O acórdão destaca que “a emissão de boleto bancário com CNPJ da recorrente, sem mecanismos eficazes de prevenção à fraude, caracteriza falha de segurança e impõe responsabilidade pela indenização”. Ainda segundo o Tribunal, “a teoria do risco do empreendimento impõe ao fornecedor o dever de prevenir e responder por danos decorrentes de sua atividade, inclusive os causados por terceiros”.

Embora o valor pago pelo aparelho tenha sido restituído após o cancelamento da compra inicial, o consumidor acabou lesado ao realizar novo pagamento a um golpista que usou indevidamente o nome da instituição. O Tribunal ressaltou que a empresa “permitiu a emissão do boleto fraudulento em seu nome, não adotou medidas eficazes para coibir a prática e golpes e não forneceu informações claras sobre os riscos da transação fora da plataforma segura”.

Além do prejuízo financeiro, o dano moral foi reconhecido, considerando que o consumidor precisou adquirir outro equipamento para cumprir seus compromisso, situação agravada pela saúde delicada, o que “potencializa o sofrimento e a angústia decorrentes da situação enfrentada”. O valor de R$ 5 mil foi fixado observando os princípios da razoabilidade e proporcionalidade, visando compensar o dano e inibir a repetição da conduta.

Processo n° 1000380-71.2024.8.11.0005

TJ/SP: Município deverá custear internação de mulher em situação de rua com esquizofrenia e depressão

Direito à saúde e à integridade física e mental.


A 7ª Câmara de Direito Público do Tribunal de Justiça de São Paulo manteve decisão que determinou que o Município de Castilho custeie internação compulsória de mulher diagnosticada com esquizofrenia e depressão grave. A internação deverá ocorrer pelo tempo necessário, de acordo com indicação médica, conforme sentença da 1ª Vara de Andradina.

Segundo os autos, a mulher vivia em situação de rua e havia abandonado tratamentos e medicamentos, inclusive antirretrovirais. Ela apresentava surtos psicóticos recorrentes, com episódios de agressividade, além de antecedentes criminais. O laudo médico recomendou a internação imediata.

O Município contestou o custeio exclusivo da internação, sem qualquer medida judicial ou administrativa contra o Estado e a União, mas o relator Fausto Seabra ressaltou que questões meramente formais não podem afastar o dever constitucional de garantir o direito à saúde e à integridade física e mental, que é solidário entre os entes federativos, e qualquer um deles pode ser demandado isoladamente.

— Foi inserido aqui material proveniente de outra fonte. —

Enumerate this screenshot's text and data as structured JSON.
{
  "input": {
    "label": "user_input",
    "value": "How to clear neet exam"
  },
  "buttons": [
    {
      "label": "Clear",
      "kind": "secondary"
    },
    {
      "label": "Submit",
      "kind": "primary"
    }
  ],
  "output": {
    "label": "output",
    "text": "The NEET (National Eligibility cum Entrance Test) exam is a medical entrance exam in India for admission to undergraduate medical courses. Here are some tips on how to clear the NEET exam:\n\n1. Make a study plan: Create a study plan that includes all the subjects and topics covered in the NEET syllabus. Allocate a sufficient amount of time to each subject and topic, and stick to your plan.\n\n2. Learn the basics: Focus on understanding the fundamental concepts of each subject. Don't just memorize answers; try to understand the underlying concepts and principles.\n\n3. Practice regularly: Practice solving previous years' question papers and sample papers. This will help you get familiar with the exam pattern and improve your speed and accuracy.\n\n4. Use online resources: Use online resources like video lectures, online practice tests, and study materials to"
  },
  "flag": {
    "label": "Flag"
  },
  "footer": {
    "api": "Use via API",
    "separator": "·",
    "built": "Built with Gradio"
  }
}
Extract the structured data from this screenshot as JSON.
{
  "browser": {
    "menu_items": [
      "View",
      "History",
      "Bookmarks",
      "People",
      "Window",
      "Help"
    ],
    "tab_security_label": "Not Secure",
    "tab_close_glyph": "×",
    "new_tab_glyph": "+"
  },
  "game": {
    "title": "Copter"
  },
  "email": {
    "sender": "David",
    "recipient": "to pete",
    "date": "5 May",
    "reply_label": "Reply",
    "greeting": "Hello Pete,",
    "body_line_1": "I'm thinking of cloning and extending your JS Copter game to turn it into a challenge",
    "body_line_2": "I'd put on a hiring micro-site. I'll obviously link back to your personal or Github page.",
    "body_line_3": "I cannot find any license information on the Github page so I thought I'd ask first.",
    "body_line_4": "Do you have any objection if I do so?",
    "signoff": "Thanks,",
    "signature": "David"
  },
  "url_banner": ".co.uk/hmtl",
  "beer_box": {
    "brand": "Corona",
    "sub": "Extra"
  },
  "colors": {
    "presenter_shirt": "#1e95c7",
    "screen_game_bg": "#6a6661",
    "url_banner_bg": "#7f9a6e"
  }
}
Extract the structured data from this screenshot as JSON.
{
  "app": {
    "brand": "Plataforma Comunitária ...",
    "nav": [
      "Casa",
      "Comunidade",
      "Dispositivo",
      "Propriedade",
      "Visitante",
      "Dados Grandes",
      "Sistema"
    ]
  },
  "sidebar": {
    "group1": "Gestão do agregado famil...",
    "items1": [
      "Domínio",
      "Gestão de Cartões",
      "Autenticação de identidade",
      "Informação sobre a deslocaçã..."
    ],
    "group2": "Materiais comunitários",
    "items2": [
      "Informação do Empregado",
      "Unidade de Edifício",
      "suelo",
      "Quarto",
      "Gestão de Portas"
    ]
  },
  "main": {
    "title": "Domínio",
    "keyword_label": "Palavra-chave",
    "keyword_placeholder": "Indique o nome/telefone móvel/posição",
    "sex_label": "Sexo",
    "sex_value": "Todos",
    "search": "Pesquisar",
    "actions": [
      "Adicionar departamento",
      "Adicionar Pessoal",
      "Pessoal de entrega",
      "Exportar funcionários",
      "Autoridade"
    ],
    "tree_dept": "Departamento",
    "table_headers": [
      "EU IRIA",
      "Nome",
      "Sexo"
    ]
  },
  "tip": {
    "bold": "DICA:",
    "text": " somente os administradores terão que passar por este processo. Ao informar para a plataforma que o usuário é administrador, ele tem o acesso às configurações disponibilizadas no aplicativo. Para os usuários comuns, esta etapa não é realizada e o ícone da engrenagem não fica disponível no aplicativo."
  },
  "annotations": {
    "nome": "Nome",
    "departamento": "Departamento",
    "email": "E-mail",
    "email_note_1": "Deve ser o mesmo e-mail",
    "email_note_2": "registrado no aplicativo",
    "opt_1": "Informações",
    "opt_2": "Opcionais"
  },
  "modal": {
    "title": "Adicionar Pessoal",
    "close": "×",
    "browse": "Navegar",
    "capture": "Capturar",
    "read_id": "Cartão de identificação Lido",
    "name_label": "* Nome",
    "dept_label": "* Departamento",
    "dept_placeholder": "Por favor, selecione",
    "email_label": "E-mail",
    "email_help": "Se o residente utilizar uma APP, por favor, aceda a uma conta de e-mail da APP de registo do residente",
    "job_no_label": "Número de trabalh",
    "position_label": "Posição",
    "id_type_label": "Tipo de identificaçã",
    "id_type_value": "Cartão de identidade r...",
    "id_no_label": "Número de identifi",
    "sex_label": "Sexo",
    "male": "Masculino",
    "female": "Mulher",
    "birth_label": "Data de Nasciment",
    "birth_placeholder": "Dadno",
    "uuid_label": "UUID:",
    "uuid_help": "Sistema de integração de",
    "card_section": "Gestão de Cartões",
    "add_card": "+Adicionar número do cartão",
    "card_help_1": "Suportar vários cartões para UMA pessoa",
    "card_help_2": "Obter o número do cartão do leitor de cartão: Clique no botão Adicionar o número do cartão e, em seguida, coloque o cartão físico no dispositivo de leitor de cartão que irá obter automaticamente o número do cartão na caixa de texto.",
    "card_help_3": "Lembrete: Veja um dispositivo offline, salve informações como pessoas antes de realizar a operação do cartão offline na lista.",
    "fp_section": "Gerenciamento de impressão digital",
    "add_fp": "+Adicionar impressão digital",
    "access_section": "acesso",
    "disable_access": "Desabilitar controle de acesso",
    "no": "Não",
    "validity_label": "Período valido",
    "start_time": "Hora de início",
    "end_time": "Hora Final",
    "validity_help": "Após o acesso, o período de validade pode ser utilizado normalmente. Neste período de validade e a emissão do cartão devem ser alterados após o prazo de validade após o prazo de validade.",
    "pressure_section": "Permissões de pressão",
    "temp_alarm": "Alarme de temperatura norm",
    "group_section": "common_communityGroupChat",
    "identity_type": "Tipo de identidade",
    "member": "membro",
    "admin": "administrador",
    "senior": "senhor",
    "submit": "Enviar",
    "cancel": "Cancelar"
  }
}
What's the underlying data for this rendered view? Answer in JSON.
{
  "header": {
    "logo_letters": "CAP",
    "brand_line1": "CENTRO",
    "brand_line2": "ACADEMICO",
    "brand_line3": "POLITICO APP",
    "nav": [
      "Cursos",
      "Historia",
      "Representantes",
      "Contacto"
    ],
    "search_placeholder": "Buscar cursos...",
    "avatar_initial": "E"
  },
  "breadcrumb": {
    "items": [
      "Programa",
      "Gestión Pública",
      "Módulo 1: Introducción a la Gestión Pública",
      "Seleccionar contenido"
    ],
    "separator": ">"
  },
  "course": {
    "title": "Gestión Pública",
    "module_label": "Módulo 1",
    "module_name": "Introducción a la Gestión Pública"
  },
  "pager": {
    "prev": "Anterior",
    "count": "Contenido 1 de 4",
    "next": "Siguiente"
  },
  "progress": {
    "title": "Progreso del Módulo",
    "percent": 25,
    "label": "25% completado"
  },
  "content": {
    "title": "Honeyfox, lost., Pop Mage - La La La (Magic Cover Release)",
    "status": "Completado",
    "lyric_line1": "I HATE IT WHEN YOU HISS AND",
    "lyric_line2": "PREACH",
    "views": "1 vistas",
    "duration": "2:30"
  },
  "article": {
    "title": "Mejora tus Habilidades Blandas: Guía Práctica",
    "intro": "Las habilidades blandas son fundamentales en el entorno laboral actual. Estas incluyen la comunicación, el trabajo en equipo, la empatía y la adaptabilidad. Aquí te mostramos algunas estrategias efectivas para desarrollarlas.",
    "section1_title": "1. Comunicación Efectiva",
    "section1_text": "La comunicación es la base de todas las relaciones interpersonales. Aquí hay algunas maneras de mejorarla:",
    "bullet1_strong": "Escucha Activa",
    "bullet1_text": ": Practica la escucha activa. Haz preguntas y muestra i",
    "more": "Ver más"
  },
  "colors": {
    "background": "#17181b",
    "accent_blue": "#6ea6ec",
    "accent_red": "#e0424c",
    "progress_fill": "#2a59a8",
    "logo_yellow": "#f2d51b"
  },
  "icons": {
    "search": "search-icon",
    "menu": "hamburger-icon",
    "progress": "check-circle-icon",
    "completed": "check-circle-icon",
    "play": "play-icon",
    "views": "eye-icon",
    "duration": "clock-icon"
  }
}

O magistrado também pontuou que “a internação ora pretendida tem fundamento na legislação regente e a prova dos autos corrobora a necessidade da medida excepcional justificada à medida que os recursos extra-hospitalares se mostraram insuficientes”.

Participaram do julgamento, de decisão unânime, os desembargadores Mônica Serrano e Luiz Sérgio Fernandes de Souza.